User Guide

Jump to:

Technical Summary Technical Details System Access and Project Management Job Scheduling, Monitoring and Management Storage Composable Systems Software

Technical Summary

The National Research Platform (NRP) is a heterogeneous, nationally distributed, open system that features CPUs, FP32- and FP64-optimized GPUs, and FPGAs, arranged into two types of subsystems at three sites (one high-performance and two FP32-optimized), specialized for a wide range of data science, simulations, and machine learning or artificial intelligence, allowing data access through a federated national-scale content delivery network (CDN).

NRP is a Category II NSF-funded system operated jointly by the San Diego Supercomputer Center at UC San Diego, the Massachusetts Green High Performance Computing Center (MGHPCC) and the University of Nebraska–Lincoln (UNL). The system features a novel, extremely low-latency fabric from GigaIO that allows dynamic composition of hardware, including FPGAs, GPUs, and NVMe storage. Each of the three sites (SDSC, UNL, and MGHPCC) includes ~1 PB of usable disk space. The three storage systems function as data origins of the CDN, providing data access anywhere in the country within a round-trip delay of ~10ms via use of network caches at three sites and five Internet2 network colocation facilities.

NRP architecture includes research and education networks, compute accelerators, heterogeneous computing resources (e.g., edge computing near the instrument location), a CDN to provide easy access to any data, anytime, from anywhere, and an overall systems software stack that allows for central management of the system while remaining open for growth. Innovative technical features of the HPC subsystem include a mix of field-programmable gate array (FPGA) chips, graphics-processing units (GPUs) with memory and storage, and the fully integrated low-latency fabric.

UNL will lead NRP’s infrastructure operations using Kubernetes (K8S) to manage remote systems at the three primary sites and Internet2, as well as the BYOR locations.

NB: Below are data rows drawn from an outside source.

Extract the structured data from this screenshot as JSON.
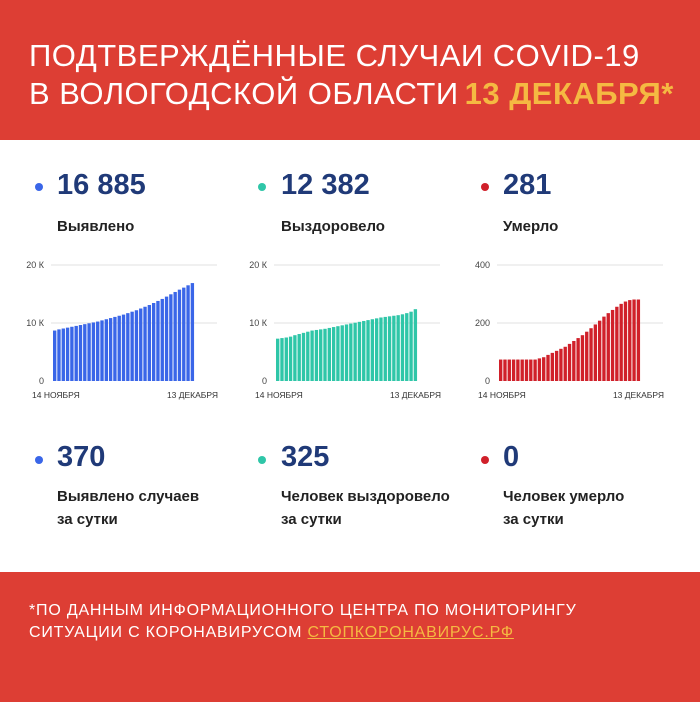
{
  "header": {
    "line1": "ПОДТВЕРЖДЁННЫЕ СЛУЧАИ COVID-19",
    "line2": "В ВОЛОГОДСКОЙ ОБЛАСТИ",
    "date": "13 ДЕКАБРЯ*"
  },
  "stats": [
    {
      "value": "16 885",
      "label": "Выявлено",
      "color": "#3a66e8"
    },
    {
      "value": "12 382",
      "label": "Выздоровело",
      "color": "#2fc6a8"
    },
    {
      "value": "281",
      "label": "Умерло",
      "color": "#d0202a"
    }
  ],
  "daily": [
    {
      "value": "370",
      "label1": "Выявлено случаев",
      "label2": "за сутки",
      "color": "#3a66e8"
    },
    {
      "value": "325",
      "label1": "Человек выздоровело",
      "label2": "за сутки",
      "color": "#2fc6a8"
    },
    {
      "value": "0",
      "label1": "Человек умерло",
      "label2": "за сутки",
      "color": "#d0202a"
    }
  ],
  "chart_data": [
    {
      "type": "bar",
      "title": "Выявлено",
      "x_start": "14 НОЯБРЯ",
      "x_end": "13 ДЕКАБРЯ",
      "y_ticks": [
        "0",
        "10 К",
        "20 К"
      ],
      "ylim": [
        0,
        20000
      ],
      "color": "#3a66e8",
      "values": [
        8700,
        8900,
        9050,
        9200,
        9350,
        9500,
        9650,
        9800,
        9950,
        10100,
        10250,
        10450,
        10650,
        10850,
        11050,
        11250,
        11450,
        11700,
        11950,
        12200,
        12500,
        12800,
        13100,
        13450,
        13800,
        14150,
        14550,
        14950,
        15350,
        15750,
        16100,
        16500,
        16885
      ]
    },
    {
      "type": "bar",
      "title": "Выздоровело",
      "x_start": "14 НОЯБРЯ",
      "x_end": "13 ДЕКАБРЯ",
      "y_ticks": [
        "0",
        "10 К",
        "20 К"
      ],
      "ylim": [
        0,
        20000
      ],
      "color": "#2fc6a8",
      "values": [
        7300,
        7400,
        7500,
        7650,
        7900,
        8100,
        8300,
        8500,
        8700,
        8800,
        8900,
        9000,
        9150,
        9300,
        9450,
        9600,
        9750,
        9900,
        10050,
        10200,
        10350,
        10500,
        10650,
        10800,
        10950,
        11050,
        11150,
        11250,
        11350,
        11500,
        11700,
        11950,
        12382
      ]
    },
    {
      "type": "bar",
      "title": "Умерло",
      "x_start": "14 НОЯБРЯ",
      "x_end": "13 ДЕКАБРЯ",
      "y_ticks": [
        "0",
        "200",
        "400"
      ],
      "ylim": [
        0,
        400
      ],
      "color": "#d0202a",
      "values": [
        74,
        74,
        74,
        74,
        74,
        74,
        74,
        74,
        74,
        78,
        82,
        90,
        97,
        104,
        111,
        118,
        128,
        138,
        148,
        158,
        170,
        182,
        195,
        208,
        222,
        234,
        245,
        256,
        266,
        274,
        279,
        281,
        281
      ]
    }
  ],
  "footer": {
    "line1": "*ПО ДАННЫМ ИНФОРМАЦИОННОГО ЦЕНТРА ПО МОНИТОРИНГУ",
    "line2": "СИТУАЦИИ С КОРОНАВИРУСОМ",
    "link": "СТОПКОРОНАВИРУС.РФ"
  }
}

Resource Allocation Policies

3 year prototype phase
Followed by 2 year allocation phase
Interested parties may contact the SDSC Help Desk

Technical Details

NRP HPC System (located at SDSC)

System Component	Configuration
NVIDIA A100 HGX GPU Servers
HGX A100 servers	1
NVIDIA GPUs/server	8
HBM2Memory per GPU	80GB
Host CPU (2 per server)	AMD EPYC 7742
Host CPU memory (per server)	512 GB @ 3200 MHz
FabreX Gen 4 Network Adapter (per server)	8
Solid State Disk (2 per server)	1TB
XILINX Alveo FPGA Servers
GigIO Gen4 Pooling Appliance	4
FPGAAs/appliance	8
FPGA	Alveo U55C
High Core Count CPU Servers
Number of Servers	2
Processor (2 per server)	AMD Epyc 7742
Memory (per server)	1TB @ 3200 MHz
FabreX Network Adapter (per server)	1
Mellanox Connect-X6 Network Adapter (per server)	1
Low Core Count CPU Servers
Number of Servers	2
Processors (2 per server)	AMD Epyc 7F72
Memory (per server)	1TB @ 3200 MHz
FabreX Network Adapter (per server)	1
Mellanox Connect-X Network Adapter (per server)	1
Network Infrastructure
GigaIO FabreX 24port Gen4 PCIe switches	18
GigaIO FabreX Network Adapters	36
Mellanox Connect-X6 Network Adapters	10
FabreX-Connected NVMe Resources
GigaIO Gen3 NVMe POoling Appliance for NVMe resource	4
Capacity per NVMe resource	122 TB
Ancillary Systems
Home File System	1.6 PB
Service Nodes	2
Data Cache (1 at SDSC, 5 Internet2 Sites)	50TB each

NRP FP32 Subsystem (1 each at UNL and MGHPCC)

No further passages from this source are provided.